Can casinos state budget fix?

Competing groups of House members plan to air their views today on whether gambling is the solution to the state’s budget deficit.

Rep. Jim Craig, D-Manchester, said he has invited any House members who support legalized slot machines to join him at a noon press conference.

Rep. David Hess, R-Hooksett, plans to bring Attorney General Kelly Ayotte to a forum on why slot machine gambling would be bad for the state.

The House has traditionally opposed expanded gambling, while the Senate has been more receptive.

The issue is expected to move the forefront next week as a committee of conference on the budget hammers out a revenue package to support roughly $11.5 billion in spending over the next two years.

The gambling package that passed in the Senate budget plan, on a 16-8 vote, calls for up to 13,000 slot machines at race tracks and two North Country casinos. The bill prices licenses at $50 million for the Rockingham Park horse track, and $20 million each at dog tracks in Belmont and Seabrook and the potential casinos.

Ayotte and police chiefs are opposed to any expansion of gaming that includes slot machines. Hess complained that the Senate plan hasn’t been through a single public hearing, and was passed as a last minute budget fix in the Senate Finance Committee.

He said a noon session of the ad-hoc House Anti-Casino Coalition will focus on discussion of the plan’s shortcomings.

“Even if it can’t go through the whole vetting process, this is a major policy decision and we’d better know more about,” said Hess.

Craig said he doesn’t know how many House members will show up with him today. The closest a casino bill came to passage in the House this year was a 295-72 vote that killed the bill, HB 593.

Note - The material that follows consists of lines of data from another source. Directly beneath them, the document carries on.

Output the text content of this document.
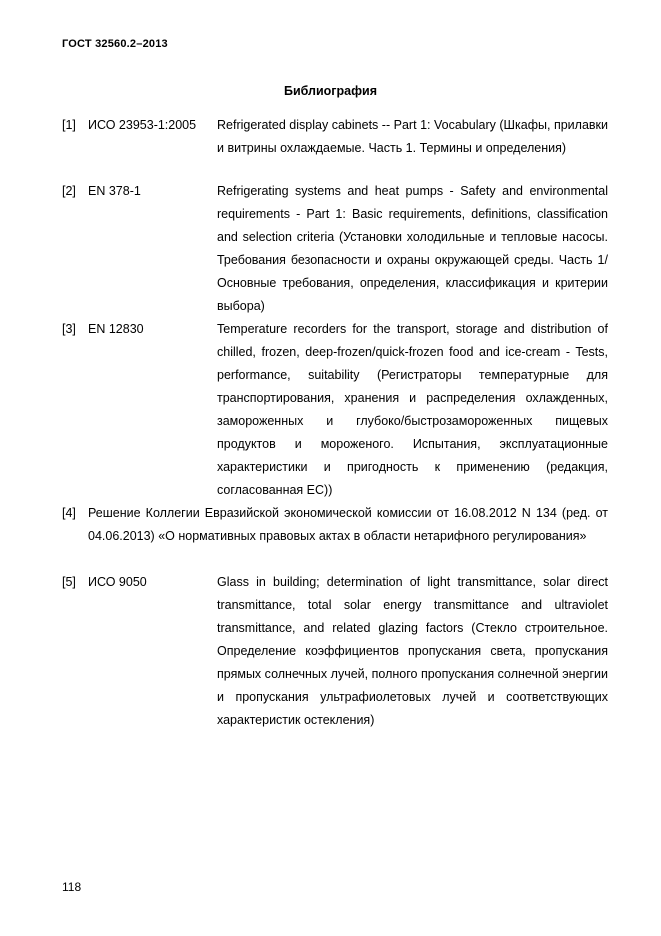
ГОСТ 32560.2–2013
Библиография
[1] ИСО 23953-1:2005 Refrigerated display cabinets -- Part 1: Vocabulary (Шкафы, прилавки и витрины охлаждаемые. Часть 1. Термины и определения)
[2] EN 378-1	Refrigerating systems and heat pumps - Safety and environmental requirements - Part 1: Basic requirements, definitions, classification and selection criteria (Установки холодильные и тепловые насосы. Требования безопасности и охраны окружающей среды. Часть 1/ Основные требования, определения, классификация и критерии выбора)
[3] EN 12830	Temperature recorders for the transport, storage and distribution of chilled, frozen, deep-frozen/quick-frozen food and ice-cream - Tests, performance, suitability (Регистраторы температурные для транспортирования, хранения и распределения охлажденных, замороженных и глубоко/быстрозамороженных пищевых продуктов и мороженого. Испытания, эксплуатационные характеристики и пригодность к применению (редакция, согласованная ЕС))
[4] Решение Коллегии Евразийской экономической комиссии от 16.08.2012 N 134 (ред. от 04.06.2013) «О нормативных правовых актах в области нетарифного регулирования»
[5] ИСО 9050	Glass in building; determination of light transmittance, solar direct transmittance, total solar energy transmittance and ultraviolet transmittance, and related glazing factors (Стекло строительное. Определение коэффициентов пропускания света, пропускания прямых солнечных лучей, полного пропускания солнечной энергии и пропускания ультрафиолетовых лучей и соответствующих характеристик остекления)
118
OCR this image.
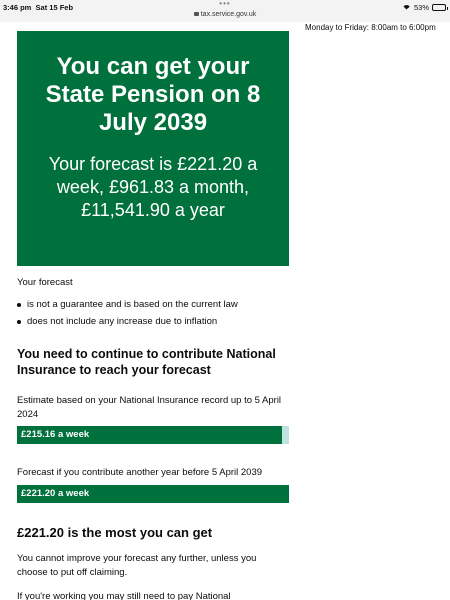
3:46 pm Sat 15 Feb	•••
tax.service.gov.uk
53%
You can get your State Pension on 8 July 2039
Your forecast is £221.20 a week, £961.83 a month, £11,541.90 a year
Monday to Friday: 8:00am to 6:00pm

Your forecast

is not a guarantee and is based on the current law
does not include any increase due to inflation
You need to continue to contribute National Insurance to reach your forecast

Estimate based on your National Insurance record up to 5 April 2024

£215.16 a week

Forecast if you contribute another year before 5 April 2039

£221.20 a week
£221.20 is the most you can get

You cannot improve your forecast any further, unless you choose to put off claiming.

If you're working you may still need to pay National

Craig said, “I’m a realist. It’s never gotten a really good reception in the House. I just want people in the House to know it’s a viable option. Sometimes they need cover, to hear someone say this is the way to go even if it’s not leadership’s preferred source of revenue.”

Rep. Christine Hamm, D-Hopkinton, who chaired a 16-month study of gambling expansion, will be with Craig.

“I went into the study with an open but, I think, skeptical mind,” she said. “We have all this information and I don’t think people have looked at it without having their minds already made up.”

Sen. Lou D’Allesandro, D-Manchester, estimated that passage of a slot machine bill would produce $205 million over the next two years. Lately he has cautioned that it could take time for the full build-out of a legalized system to take place.